Ils ressemblent à des gamins assis sur la place. »


 Frère Jean-Pierre Brice Olivier, Couvent de l'Annonciation


Gamins

Jésus compare les hommes de sa génération à des gamins qui se chamaillent et se font des reproches ; deux mille ans après, rien n’a changé !

Le monde bien pensant à toujours une condamnation pour tous les comportements, même quand ils s’opposent.

Les anachorètes ou les prophètes sont toujours vus comme possédés, et les fils de Dieu bien vivants sont encore regardés comme des gloutons, des ivrognes et des complices des pécheurs.

La sagesse de Dieu se révèle auprès de tous ses enfants, la question n’est pas d’être ascète ou épicurien, de danser ou pleurer, mais de sortir des attitudes infantiles pour être vraiment comme un enfant.

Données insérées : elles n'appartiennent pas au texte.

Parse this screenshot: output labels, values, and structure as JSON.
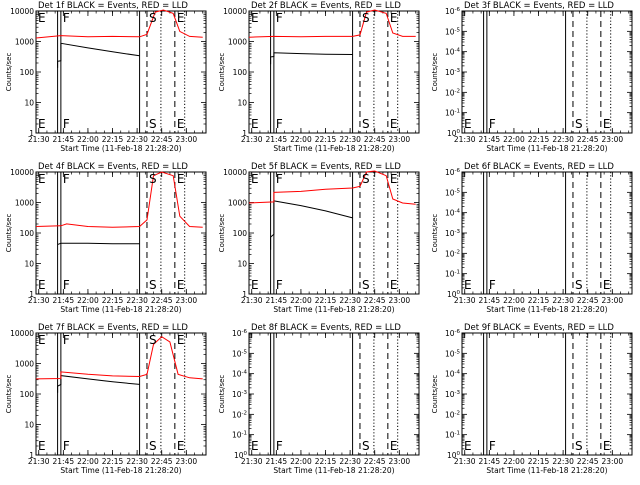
{
  "chart_data": [
    {
      "type": "line",
      "title": "Det 1f BLACK = Events, RED = LLD",
      "xlabel": "Start Time (11-Feb-18 21:28:20)",
      "ylabel": "Counts/sec",
      "yscale": "log",
      "ylim": [
        1,
        12000
      ],
      "xlim": [
        "21:28:20",
        "23:12:00"
      ],
      "x_tick_labels": [
        "21:30",
        "21:45",
        "22:00",
        "22:15",
        "22:30",
        "22:45",
        "23:00"
      ],
      "y_tick_labels": [
        "1",
        "10",
        "100",
        "1000",
        "10000"
      ],
      "markers": [
        {
          "time": "21:41:30",
          "style": "solid",
          "label": "E"
        },
        {
          "time": "21:43:30",
          "style": "solid",
          "label": "F"
        },
        {
          "time": "22:31:30",
          "style": "solid",
          "label": ""
        },
        {
          "time": "22:36:00",
          "style": "dashed",
          "label": "S"
        },
        {
          "time": "22:44:30",
          "style": "dotted",
          "label": ""
        },
        {
          "time": "22:53:00",
          "style": "dashed",
          "label": "E"
        },
        {
          "time": "22:59:00",
          "style": "dotted",
          "label": ""
        }
      ],
      "series": [
        {
          "name": "BLACK = Events",
          "color": "#000000",
          "x": [
            "21:41:30",
            "21:41:31",
            "21:43:30",
            "21:43:31",
            "22:00:00",
            "22:15:00",
            "22:31:30"
          ],
          "y": [
            150,
            250,
            260,
            1000,
            700,
            520,
            380
          ]
        },
        {
          "name": "RED = LLD",
          "color": "#ff0000",
          "x": [
            "21:28:20",
            "21:43:30",
            "22:00:00",
            "22:15:00",
            "22:31:30",
            "22:36:00",
            "22:41:00",
            "22:46:00",
            "22:52:00",
            "22:56:00",
            "23:02:00",
            "23:10:00"
          ],
          "y": [
            1500,
            1800,
            1650,
            1700,
            1650,
            2000,
            11000,
            13000,
            10000,
            2500,
            1700,
            1600
          ]
        }
      ]
    },
    {
      "type": "line",
      "title": "Det 2f BLACK = Events, RED = LLD",
      "xlabel": "Start Time (11-Feb-18 21:28:20)",
      "ylabel": "Counts/sec",
      "yscale": "log",
      "ylim": [
        1,
        12000
      ],
      "xlim": [
        "21:28:20",
        "23:12:00"
      ],
      "x_tick_labels": [
        "21:30",
        "21:45",
        "22:00",
        "22:15",
        "22:30",
        "22:45",
        "23:00"
      ],
      "y_tick_labels": [
        "1",
        "10",
        "100",
        "1000",
        "10000"
      ],
      "markers": [
        {
          "time": "21:41:30",
          "style": "solid",
          "label": "E"
        },
        {
          "time": "21:43:30",
          "style": "solid",
          "label": "F"
        },
        {
          "time": "22:31:30",
          "style": "solid",
          "label": ""
        },
        {
          "time": "22:36:00",
          "style": "dashed",
          "label": "S"
        },
        {
          "time": "22:44:30",
          "style": "dotted",
          "label": ""
        },
        {
          "time": "22:53:00",
          "style": "dashed",
          "label": "E"
        },
        {
          "time": "22:59:00",
          "style": "dotted",
          "label": ""
        }
      ],
      "series": [
        {
          "name": "BLACK = Events",
          "color": "#000000",
          "x": [
            "21:41:30",
            "21:41:31",
            "21:43:30",
            "21:43:31",
            "22:00:00",
            "22:15:00",
            "22:31:30"
          ],
          "y": [
            200,
            350,
            360,
            480,
            450,
            430,
            420
          ]
        },
        {
          "name": "RED = LLD",
          "color": "#ff0000",
          "x": [
            "21:28:20",
            "21:43:30",
            "22:00:00",
            "22:15:00",
            "22:31:30",
            "22:36:00",
            "22:40:00",
            "22:45:00",
            "22:52:00",
            "22:56:00",
            "23:02:00",
            "23:10:00"
          ],
          "y": [
            1600,
            1700,
            1650,
            1700,
            1700,
            1900,
            11000,
            13000,
            10000,
            2200,
            1700,
            1700
          ]
        }
      ]
    },
    {
      "type": "line",
      "title": "Det 3f BLACK = Events, RED = LLD",
      "xlabel": "Start Time (11-Feb-18 21:28:20)",
      "ylabel": "Counts/sec",
      "yscale": "log",
      "ylim": [
        1,
        1e-06
      ],
      "xlim": [
        "21:28:20",
        "23:12:00"
      ],
      "x_tick_labels": [
        "21:30",
        "21:45",
        "22:00",
        "22:15",
        "22:30",
        "22:45",
        "23:00"
      ],
      "y_tick_labels": [
        "10^0",
        "10^-1",
        "10^-2",
        "10^-3",
        "10^-4",
        "10^-5",
        "10^-6"
      ],
      "markers": [
        {
          "time": "21:41:30",
          "style": "solid",
          "label": "E"
        },
        {
          "time": "21:43:30",
          "style": "solid",
          "label": "F"
        },
        {
          "time": "22:31:30",
          "style": "solid",
          "label": ""
        },
        {
          "time": "22:36:00",
          "style": "dashed",
          "label": "S"
        },
        {
          "time": "22:44:30",
          "style": "dotted",
          "label": ""
        },
        {
          "time": "22:53:00",
          "style": "dashed",
          "label": "E"
        },
        {
          "time": "22:59:00",
          "style": "dotted",
          "label": ""
        }
      ],
      "series": []
    },
    {
      "type": "line",
      "title": "Det 4f BLACK = Events, RED = LLD",
      "xlabel": "Start Time (11-Feb-18 21:28:20)",
      "ylabel": "Counts/sec",
      "yscale": "log",
      "ylim": [
        1,
        12000
      ],
      "xlim": [
        "21:28:20",
        "23:12:00"
      ],
      "x_tick_labels": [
        "21:30",
        "21:45",
        "22:00",
        "22:15",
        "22:30",
        "22:45",
        "23:00"
      ],
      "y_tick_labels": [
        "1",
        "10",
        "100",
        "1000",
        "10000"
      ],
      "markers": [
        {
          "time": "21:41:30",
          "style": "solid",
          "label": "E"
        },
        {
          "time": "21:43:30",
          "style": "solid",
          "label": "F"
        },
        {
          "time": "22:31:30",
          "style": "solid",
          "label": ""
        },
        {
          "time": "22:36:00",
          "style": "dashed",
          "label": "S"
        },
        {
          "time": "22:44:30",
          "style": "dotted",
          "label": ""
        },
        {
          "time": "22:53:00",
          "style": "dashed",
          "label": "E"
        },
        {
          "time": "22:59:00",
          "style": "dotted",
          "label": ""
        }
      ],
      "series": [
        {
          "name": "BLACK = Events",
          "color": "#000000",
          "x": [
            "21:41:30",
            "21:43:30",
            "22:00:00",
            "22:15:00",
            "22:31:30"
          ],
          "y": [
            45,
            50,
            50,
            48,
            48
          ]
        },
        {
          "name": "RED = LLD",
          "color": "#ff0000",
          "x": [
            "21:28:20",
            "21:43:30",
            "21:47:00",
            "22:00:00",
            "22:15:00",
            "22:31:30",
            "22:36:00",
            "22:40:00",
            "22:45:00",
            "22:52:00",
            "22:56:00",
            "23:02:00",
            "23:10:00"
          ],
          "y": [
            180,
            190,
            220,
            180,
            170,
            180,
            300,
            9000,
            12000,
            9000,
            400,
            180,
            170
          ]
        }
      ]
    },
    {
      "type": "line",
      "title": "Det 5f BLACK = Events, RED = LLD",
      "xlabel": "Start Time (11-Feb-18 21:28:20)",
      "ylabel": "Counts/sec",
      "yscale": "log",
      "ylim": [
        1,
        12000
      ],
      "xlim": [
        "21:28:20",
        "23:12:00"
      ],
      "x_tick_labels": [
        "21:30",
        "21:45",
        "22:00",
        "22:15",
        "22:30",
        "22:45",
        "23:00"
      ],
      "y_tick_labels": [
        "1",
        "10",
        "100",
        "1000",
        "10000"
      ],
      "markers": [
        {
          "time": "21:41:30",
          "style": "solid",
          "label": "E"
        },
        {
          "time": "21:43:30",
          "style": "solid",
          "label": "F"
        },
        {
          "time": "22:31:30",
          "style": "solid",
          "label": ""
        },
        {
          "time": "22:36:00",
          "style": "dashed",
          "label": "S"
        },
        {
          "time": "22:44:30",
          "style": "dotted",
          "label": ""
        },
        {
          "time": "22:53:00",
          "style": "dashed",
          "label": "E"
        },
        {
          "time": "22:59:00",
          "style": "dotted",
          "label": ""
        }
      ],
      "series": [
        {
          "name": "BLACK = Events",
          "color": "#000000",
          "x": [
            "21:41:30",
            "21:41:31",
            "21:43:30",
            "21:43:31",
            "22:00:00",
            "22:15:00",
            "22:31:30"
          ],
          "y": [
            30,
            80,
            100,
            1300,
            900,
            600,
            350
          ]
        },
        {
          "name": "RED = LLD",
          "color": "#ff0000",
          "x": [
            "21:28:20",
            "21:43:30",
            "21:43:31",
            "22:00:00",
            "22:15:00",
            "22:31:30",
            "22:36:00",
            "22:40:00",
            "22:45:00",
            "22:52:00",
            "22:56:00",
            "23:02:00",
            "23:10:00"
          ],
          "y": [
            1100,
            1200,
            2500,
            2700,
            3200,
            3500,
            4000,
            12000,
            13000,
            9000,
            1500,
            1100,
            1000
          ]
        }
      ]
    },
    {
      "type": "line",
      "title": "Det 6f BLACK = Events, RED = LLD",
      "xlabel": "Start Time (11-Feb-18 21:28:20)",
      "ylabel": "Counts/sec",
      "yscale": "log",
      "ylim": [
        1,
        1e-06
      ],
      "xlim": [
        "21:28:20",
        "23:12:00"
      ],
      "x_tick_labels": [
        "21:30",
        "21:45",
        "22:00",
        "22:15",
        "22:30",
        "22:45",
        "23:00"
      ],
      "y_tick_labels": [
        "10^0",
        "10^-1",
        "10^-2",
        "10^-3",
        "10^-4",
        "10^-5",
        "10^-6"
      ],
      "markers": [
        {
          "time": "21:41:30",
          "style": "solid",
          "label": "E"
        },
        {
          "time": "21:43:30",
          "style": "solid",
          "label": "F"
        },
        {
          "time": "22:31:30",
          "style": "solid",
          "label": ""
        },
        {
          "time": "22:36:00",
          "style": "dashed",
          "label": "S"
        },
        {
          "time": "22:44:30",
          "style": "dotted",
          "label": ""
        },
        {
          "time": "22:53:00",
          "style": "dashed",
          "label": "E"
        },
        {
          "time": "22:59:00",
          "style": "dotted",
          "label": ""
        }
      ],
      "series": []
    },
    {
      "type": "line",
      "title": "Det 7f BLACK = Events, RED = LLD",
      "xlabel": "Start Time (11-Feb-18 21:28:20)",
      "ylabel": "Counts/sec",
      "yscale": "log",
      "ylim": [
        1,
        12000
      ],
      "xlim": [
        "21:28:20",
        "23:12:00"
      ],
      "x_tick_labels": [
        "21:30",
        "21:45",
        "22:00",
        "22:15",
        "22:30",
        "22:45",
        "23:00"
      ],
      "y_tick_labels": [
        "1",
        "10",
        "100",
        "1000",
        "10000"
      ],
      "markers": [
        {
          "time": "21:41:30",
          "style": "solid",
          "label": "E"
        },
        {
          "time": "21:43:30",
          "style": "solid",
          "label": "F"
        },
        {
          "time": "22:31:30",
          "style": "solid",
          "label": ""
        },
        {
          "time": "22:36:00",
          "style": "dashed",
          "label": "S"
        },
        {
          "time": "22:44:30",
          "style": "dotted",
          "label": ""
        },
        {
          "time": "22:53:00",
          "style": "dashed",
          "label": "E"
        },
        {
          "time": "22:59:00",
          "style": "dotted",
          "label": ""
        }
      ],
      "series": [
        {
          "name": "BLACK = Events",
          "color": "#000000",
          "x": [
            "21:41:30",
            "21:41:31",
            "21:43:30",
            "21:43:31",
            "22:00:00",
            "22:15:00",
            "22:31:30"
          ],
          "y": [
            120,
            200,
            230,
            450,
            350,
            280,
            230
          ]
        },
        {
          "name": "RED = LLD",
          "color": "#ff0000",
          "x": [
            "21:28:20",
            "21:43:30",
            "21:43:31",
            "22:00:00",
            "22:15:00",
            "22:31:30",
            "22:36:00",
            "22:40:00",
            "22:45:00",
            "22:50:00",
            "22:55:00",
            "23:02:00",
            "23:10:00"
          ],
          "y": [
            350,
            360,
            600,
            500,
            440,
            420,
            500,
            5000,
            9000,
            6000,
            500,
            380,
            350
          ]
        }
      ]
    },
    {
      "type": "line",
      "title": "Det 8f BLACK = Events, RED = LLD",
      "xlabel": "Start Time (11-Feb-18 21:28:20)",
      "ylabel": "Counts/sec",
      "yscale": "log",
      "ylim": [
        1,
        1e-06
      ],
      "xlim": [
        "21:28:20",
        "23:12:00"
      ],
      "x_tick_labels": [
        "21:30",
        "21:45",
        "22:00",
        "22:15",
        "22:30",
        "22:45",
        "23:00"
      ],
      "y_tick_labels": [
        "10^0",
        "10^-1",
        "10^-2",
        "10^-3",
        "10^-4",
        "10^-5",
        "10^-6"
      ],
      "markers": [
        {
          "time": "21:41:30",
          "style": "solid",
          "label": "E"
        },
        {
          "time": "21:43:30",
          "style": "solid",
          "label": "F"
        },
        {
          "time": "22:31:30",
          "style": "solid",
          "label": ""
        },
        {
          "time": "22:36:00",
          "style": "dashed",
          "label": "S"
        },
        {
          "time": "22:44:30",
          "style": "dotted",
          "label": ""
        },
        {
          "time": "22:53:00",
          "style": "dashed",
          "label": "E"
        },
        {
          "time": "22:59:00",
          "style": "dotted",
          "label": ""
        }
      ],
      "series": []
    },
    {
      "type": "line",
      "title": "Det 9f BLACK = Events, RED = LLD",
      "xlabel": "Start Time (11-Feb-18 21:28:20)",
      "ylabel": "Counts/sec",
      "yscale": "log",
      "ylim": [
        1,
        1e-06
      ],
      "xlim": [
        "21:28:20",
        "23:12:00"
      ],
      "x_tick_labels": [
        "21:30",
        "21:45",
        "22:00",
        "22:15",
        "22:30",
        "22:45",
        "23:00"
      ],
      "y_tick_labels": [
        "10^0",
        "10^-1",
        "10^-2",
        "10^-3",
        "10^-4",
        "10^-5",
        "10^-6"
      ],
      "markers": [
        {
          "time": "21:41:30",
          "style": "solid",
          "label": "E"
        },
        {
          "time": "21:43:30",
          "style": "solid",
          "label": "F"
        },
        {
          "time": "22:31:30",
          "style": "solid",
          "label": ""
        },
        {
          "time": "22:36:00",
          "style": "dashed",
          "label": "S"
        },
        {
          "time": "22:44:30",
          "style": "dotted",
          "label": ""
        },
        {
          "time": "22:53:00",
          "style": "dashed",
          "label": "E"
        },
        {
          "time": "22:59:00",
          "style": "dotted",
          "label": ""
        }
      ],
      "series": []
    }
  ]
}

Associer la sagesse avec l’enfant est bien encore un paradoxe de Jésus, car on ne parle pas ici du bel enfant sage qui obéit à ses parents et travaille bien à l’école. Le monde donneur de leçon se persuade que la sagesse s’acquiert avec l’âge et les cheveux blancs, avec l’accumulation de l’expérience et des années de recherche intellectuelle et spirituelle. Cela n’est pas toujours vrai.

La sagesse de Dieu lui-même est une révélation, un don, et elle se propose à tous ses enfants, mais elle ne peut être reçue que dans une chair désencombrée ou pas encore embarrassée par des idées toutes faites, des contraintes mondaines et des rôles d’adultes…

Elle ne peut être accueillie que dans un cœur d’enfant qui a tout à apprendre, dans une chair apte à toute nouveauté à chaque instant.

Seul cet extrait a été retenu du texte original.